Deliver and collect field feedback to continuously improve the 3D design

1 | Once the part is designed on the computer, 3D printing can be launched

The designed 3D files are then imported into a printing software. This software is specific to the 3D printing technology selected.

As described above, it is possible for some technologies (e.g. Polyjet) to allocate different materials for a single part in order to differentiate anatomical regions.
Being able to adapt the hardness and colour to best represent each part of a part is a sign of great expertise.
The printing process can now be launched.

2 | The post-processing phase: the last stage of the 3D printing manufacturing process

The manufacturing process does not stop when the part is printed.

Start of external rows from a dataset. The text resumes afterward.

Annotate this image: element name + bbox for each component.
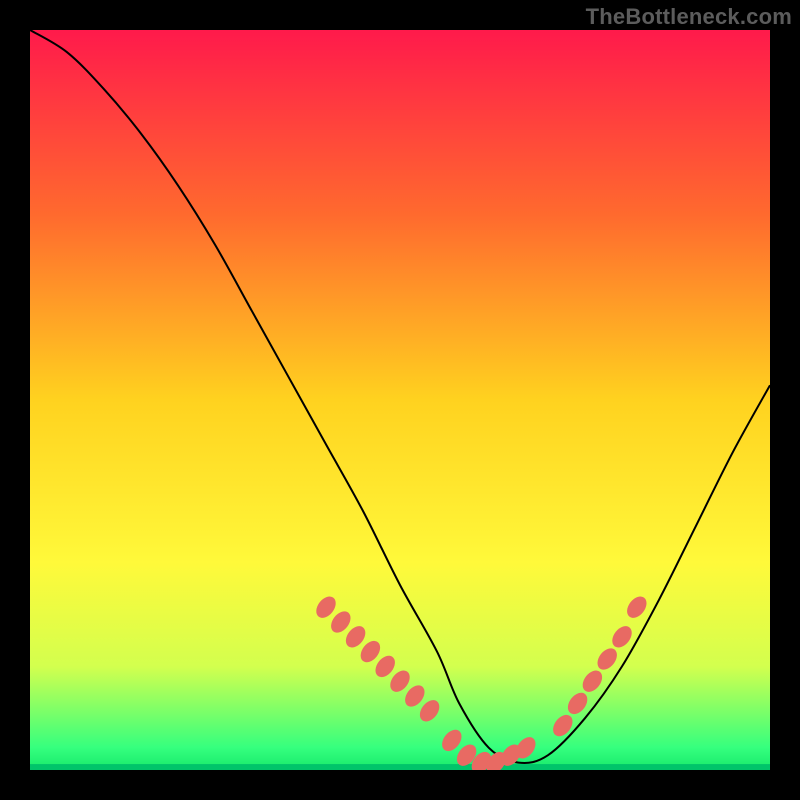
gradient-background: [30, 30, 770, 770]
watermark-text: TheBottleneck.com: [586, 4, 792, 30]
chart-frame: [30, 30, 770, 770]
bottom-green-bar: [30, 764, 770, 770]
bottleneck-chart: [30, 30, 770, 770]
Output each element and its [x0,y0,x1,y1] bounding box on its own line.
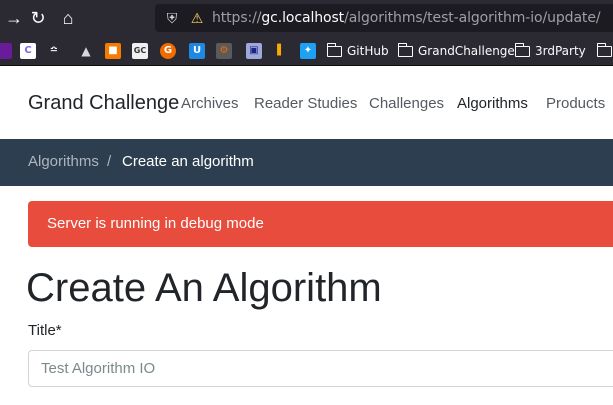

It is necessary to go through post-processing stages that are more or less long depending on the technology used to remove the excess material or in some cases the printing supports.
For example, in the case of Polyjet printing, this process includes

  • Manual scraping
  • Using a waterjet machine (pressurised cold water)
  • The introduction of the parts into a soda tank

A first prototype of the model is obtained, depending on the complexity of the projects it may be necessary to make several prototypes before obtaining the final model.

3D printing allows you to iterate very quickly, which is a significant advantage in product development.
This iterative development is all the more efficient when you have your own printing machines on site; the R&D team and the production team can work more closely together.

Once the prototype has been validated by the customer during a meeting, the model can be manufactured in quantity (3D printing then post-processing) and then shipped.

3 I Monitoring and continuous improvement to improve performance

As soon as the models are put in the hands of the customers, the team continues to accompany them to ensure that their needs have been covered (during training sessions for example) and to collect their experience and draw positive and negative lessons from the completed project.

At Bone 3D, we ensure that all of these steps are covered to bring our clients’ projects to life.
We are constantly looking to improve our working methods and the quality of our products by taking into account user feedback through surveys: we progress every day thanks to you!